Appel au suicide des policiers : un "gilet jaune" condamné à huit mois de prison avec sursis

Appel au suicide des policiers : un "gilet jaune" condamné à huit mois de prison avec sursis
Des policiers face à une mobilisation des "gilets jaunes" à Paris, le 20 avril

, publié le mardi 30 avril 2019 à 07h45

"Suicidez-vous !", avait-il lancé à des policiers le 20 avril dernier, lors de l'acte 23 des "gilets jaunes". Un homme de 49 ans, cuisinier au chômage, vient d'être condamné pour ses propos.

"Mes paroles sont parties plus vite que mes pensées.

(...) C'était la folie du moment", a expliqué le prévenu à la barre. Ce "gilet jaune", mobilisé à tous les actes "sans jamais être interpellé pour violences", s'est défendu d'être "un délinquant", lors de son audience devant le tribunal de Paris, lundi 29 avril.
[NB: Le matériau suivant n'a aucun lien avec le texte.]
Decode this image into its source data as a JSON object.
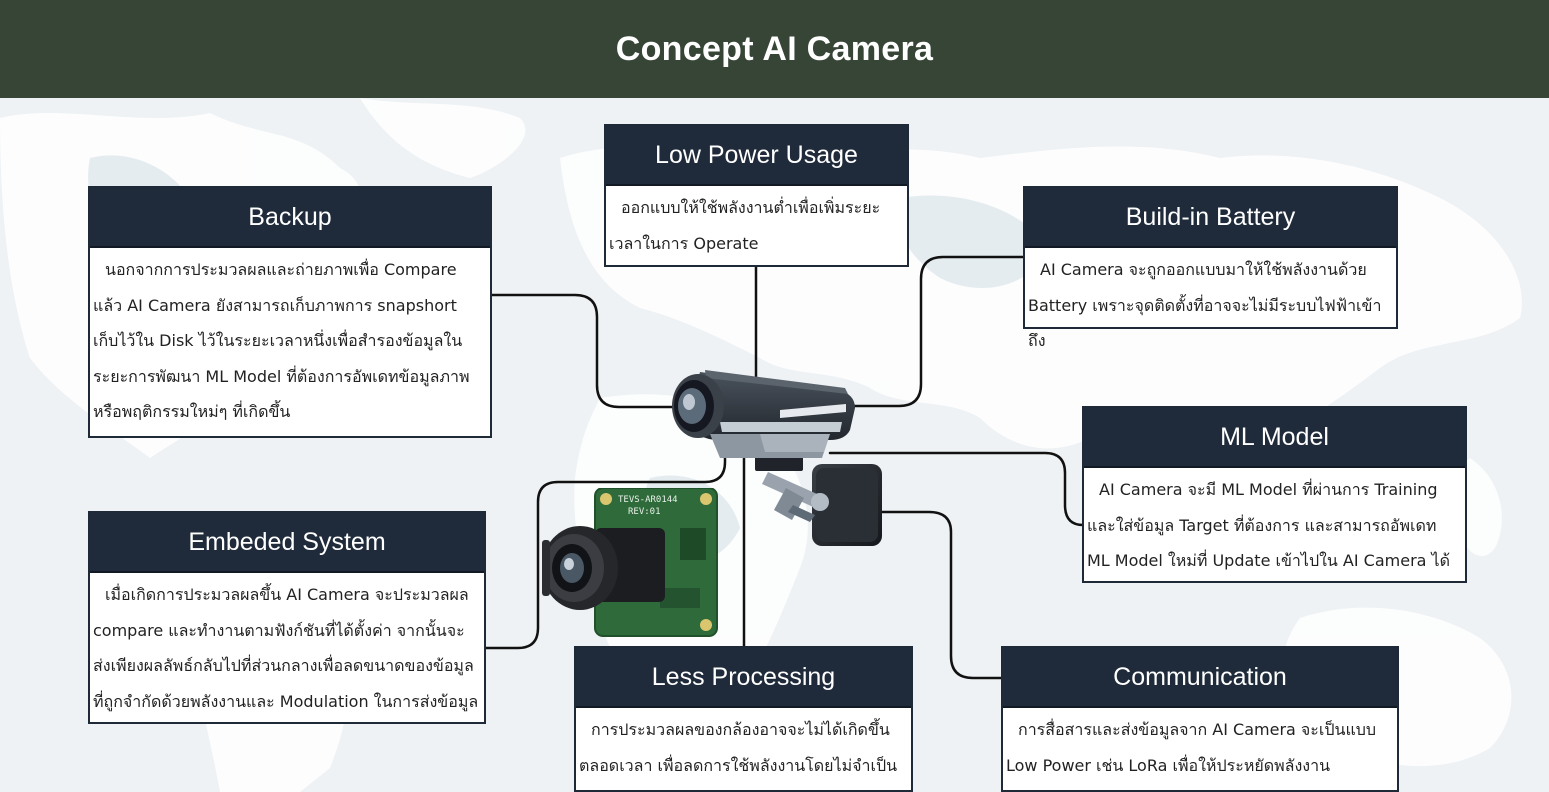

Il a d'ailleurs assuré "avoir déjà aidé des policiers à s'en aller pendant des manifs car ils risquaient de se faire taper dessus". 

"Pas conscience de la gravité des mots"

Le 20 avril, avec d'autres manifestants du cortège parisien des "gilets jaunes", il a crié "suicidez-vous, suicidez-vous !" aux forces de l'ordre, alors que la police est touchée par une vague de suicides sans précédent depuis le début de l'année. Ce slogan avait été vivement condamné par la classe politique et les syndicats de policiers. "Ça a commencé après qu'une femme enceinte a été bousculée par les forces de l'ordre", a assuré le prévenu lundi. "Il n'avait pas conscience de la gravité des mots. Son 'Suicidez-vous', c'était un ras-le-bol, de voir ses amis blessés, de la violence, de l'injustice", a plaidé son avocate, Ingrid Theillaumas. "Il a perdu son sang-froid pendant quelques minutes."

Ces appels aux suicides sont apparus dans un contexte de tension entre les forces de l'ordre et les "gilets jaunes", dont les manifestations hebdomadaires sont régulièrement émaillées de débordements. Les "gilets jaunes" dénoncent l'usage par les forces de l'ordre du lanceur de balles de défense (LBD) et des grenades GLI-F4, à l'origine de nombreuses blessures, voire de mutilations.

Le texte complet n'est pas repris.